Sam Brown has earned a special following among western readers. His characters know how to rope and ride, and they think, feel, talk, and behave like actual working cowboys. They are honest and decent men, admirable and down to earth.
Far from being troublemakers, they get into trouble anyway, and therein lie the seeds of their difficulties that pull at our sympathies. These are men like ourselves, just expecting fair play in a daily world where chance and circumstance are always ready to upset one’s modest but earnest expectations.
Plot. Coy Bell takes a job breaking horses for a rancher in 1880s Texas and quickly loses it when a bad ride leaves him with a broken leg. Recuperating, he befriends the rancher’s unhappy young wife, Laurel May, and the two develop an attachment that touches the deep loneliness in each of them. To avoid committing the “crime” of violating her marriage vows, they part company.
Readers can find plenty of melodrama in western stories, but irony with tragic consequences is not the usual commodity. Yet tragedy lies in wait for the two lovers in this novel. Because Laurel May happens to be married to a man capable of malicious intent, Coy does not escape being branded wrongly as a criminal, which makes of him a wanted fugitive.

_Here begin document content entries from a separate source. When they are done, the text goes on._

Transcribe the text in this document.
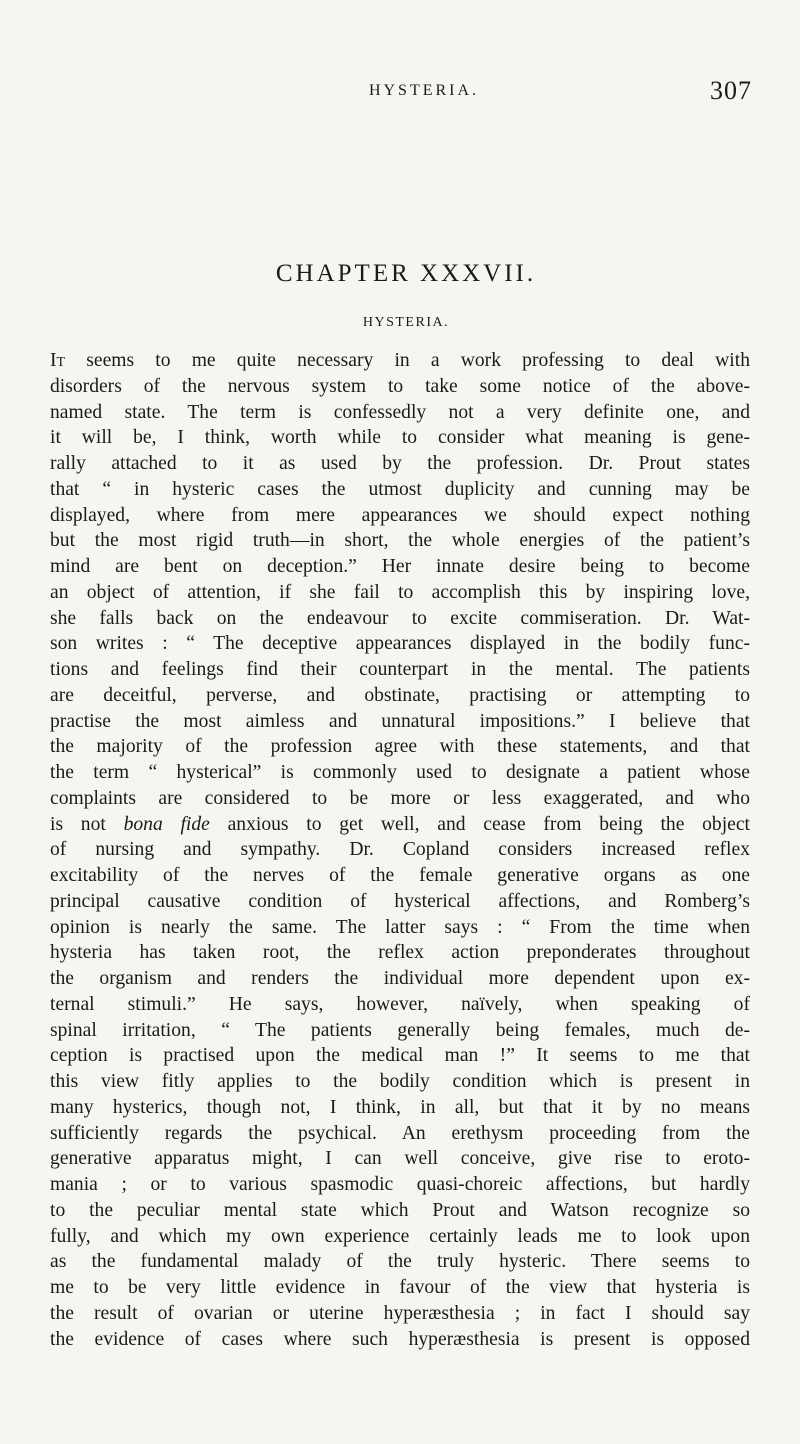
HYSTERIA.	307
CHAPTER XXXVII.
HYSTERIA.
It seems to me quite necessary in a work professing to deal with
disorders of the nervous system to take some notice of the above-
named state. The term is confessedly not a very definite one, and
it will be, I think, worth while to consider what meaning is gene-
rally attached to it as used by the profession. Dr. Prout states
that “ in hysteric cases the utmost duplicity and cunning may be
displayed, where from mere appearances we should expect nothing
but the most rigid truth—in short, the whole energies of the patient’s
mind are bent on deception.” Her innate desire being to become
an object of attention, if she fail to accomplish this by inspiring love,
she falls back on the endeavour to excite commiseration. Dr. Wat-
son writes : “ The deceptive appearances displayed in the bodily func-
tions and feelings find their counterpart in the mental. The patients
are deceitful, perverse, and obstinate, practising or attempting to
practise the most aimless and unnatural impositions.” I believe that
the majority of the profession agree with these statements, and that
the term “ hysterical” is commonly used to designate a patient whose
complaints are considered to be more or less exaggerated, and who
is not bona fide anxious to get well, and cease from being the object
of nursing and sympathy. Dr. Copland considers increased reflex
excitability of the nerves of the female generative organs as one
principal causative condition of hysterical affections, and Romberg’s
opinion is nearly the same. The latter says : “ From the time when
hysteria has taken root, the reflex action preponderates throughout
the organism and renders the individual more dependent upon ex-
ternal stimuli.” He says, however, naïvely, when speaking of
spinal irritation, “ The patients generally being females, much de-
ception is practised upon the medical man !” It seems to me that
this view fitly applies to the bodily condition which is present in
many hysterics, though not, I think, in all, but that it by no means
sufficiently regards the psychical. An erethysm proceeding from the
generative apparatus might, I can well conceive, give rise to eroto-
mania ; or to various spasmodic quasi-choreic affections, but hardly
to the peculiar mental state which Prout and Watson recognize so
fully, and which my own experience certainly leads me to look upon
as the fundamental malady of the truly hysteric. There seems to
me to be very little evidence in favour of the view that hysteria is
the result of ovarian or uterine hyperæsthesia ; in fact I should say
the evidence of cases where such hyperæsthesia is present is opposed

Worse yet, Laurel May herself becomes the victim of an unspeakable crime. And to avenge that crime, Coy becomes a killer, with predictable and unpreventable results. In attempting to avoid committing the far less heinous offense of infidelity, each of the lovers ends up paying a far heavier price.
Theme. Moral ambiguity need not be the central theme in a tragedy, where bad things happen to people not fully aware of the potential effects of their actions. For a little perspective on this view, Brown introduces the character of a young Pinkerton detective, Benny Maxwell, whose by-the-book take on law enforcement is put to the test by Coy Bell.
Attempting and failing to arrest Coy, he becomes first an unwilling companion and finally an accomplice in the cowboy’s effort to rescue Laurel May, who has been taken hostage by a brutal captor. When the dust has cleared, Benny has learned the difference between the law and moral imperatives that require breaking the law. Little of this, however, has much effect on the outcome for Coy, as he is brought before judge and jury in the pursuit of justice.
It’s not your usual western. Taken all together, the novel tells a story that has the shaded coloring of a folksong sung in the dark registers of Appalachian ballads. Forbidden love ignites deeper passions that lead to unhappy consequences. As Sam Brown tells it, the story is both compelling and heartbreaking.
Wrapping up. Sam Brown is a working cowboy, living in Adrian, Texas. His other western novels include The Long Season (1987), The Trail to Honk Ballard’s Bones (1990), The Big Lonely (1992), The Long Drift (1995), and Devil’s Rim (1998).